Weibo user “司马雷兴” was disgusted, “CCTV is so shameless! 22 Chinese kids injured by slashing did not make it to the top spot. Five kids in Bijie killed in cold weather did not make it to the top spot. 26 kids killed in the U.S. did. CCTV, are you fathered by the United States?”
“唐辰” asked, “Which country do we belong to? All major metropolitan papers in mainland China run U.S. school shooting in their front pages. Don’t cry, America. Hang in there, America. Today, we are all Americans.”
It is never news that Chinese media play by a double standard in the event of a calamity. In October when Superstorm Sandy wreaked havoc on the United States, China Central Television got hyperactive and invested great effort and manpower on its coverage, generating much criticism of its schadenfreude from netizens, who sarcastically nicknamed CCTV “a news organization of America with conscience.” Netizens were also furious that CCTV squandered resources put together by taxpayers and donned a mask of sympathy while allowing social ibijienjustices inside China to simmer and finally erupt into big incidents.

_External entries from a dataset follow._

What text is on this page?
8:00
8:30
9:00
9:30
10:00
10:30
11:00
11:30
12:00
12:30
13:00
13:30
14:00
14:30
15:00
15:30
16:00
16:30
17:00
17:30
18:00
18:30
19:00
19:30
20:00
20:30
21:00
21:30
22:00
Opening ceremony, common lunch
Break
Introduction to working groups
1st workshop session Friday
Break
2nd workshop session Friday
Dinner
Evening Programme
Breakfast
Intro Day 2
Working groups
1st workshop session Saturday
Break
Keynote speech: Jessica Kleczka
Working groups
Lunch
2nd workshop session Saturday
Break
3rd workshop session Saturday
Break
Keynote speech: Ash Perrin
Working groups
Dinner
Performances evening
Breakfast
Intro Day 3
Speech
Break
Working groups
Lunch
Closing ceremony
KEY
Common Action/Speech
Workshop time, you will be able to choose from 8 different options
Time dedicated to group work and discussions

But this time, when calamities arrived in both China and the United States, it chills people that as the national broadcaster, it put the domestic issue on the back burner and prioritized a foreign issue.
A cartoon satirizing China Central Television for its silence on domestic school rampage
Of course, it does not mean that Chinese netizens do not feel sympathetic toward the horrendous school shooting in which 26 lives were snuffed out. Chinese Weibo users have been joining global netizens in expressing their shock and condemnation of the Sandy Hook School shootings in Newtown, Connecticut, along with the school stabbings in Henan province. Reactions from Weibo users included:
shanghaiman66: Twenty elementary school students murdered at Sandy Hook school in the USA and 22 pupils are stabbed in a primary school in Henan province. This should sound an alarm to all levels of government that they need to develop a comprehensive, rigorous and specific measures and regulations to protect the life and safety of primary and secondary school students. Officials who have not taken on this responsibility should be punished. The protection of the safety of students is the sacred duty of government officials.
王志海想成为海子：Stabbings in a primary school in Henan and shootings at a elementary school in Connecticut, what has this world come to?! If people feel free to take the lives of others then what sense is there living in this world? Mourning the loss of those cute little angels.
Correction: A previous version of the story mistakenly called both incidents “mass killings”. It was a typo, as no one died in the school rampage in China.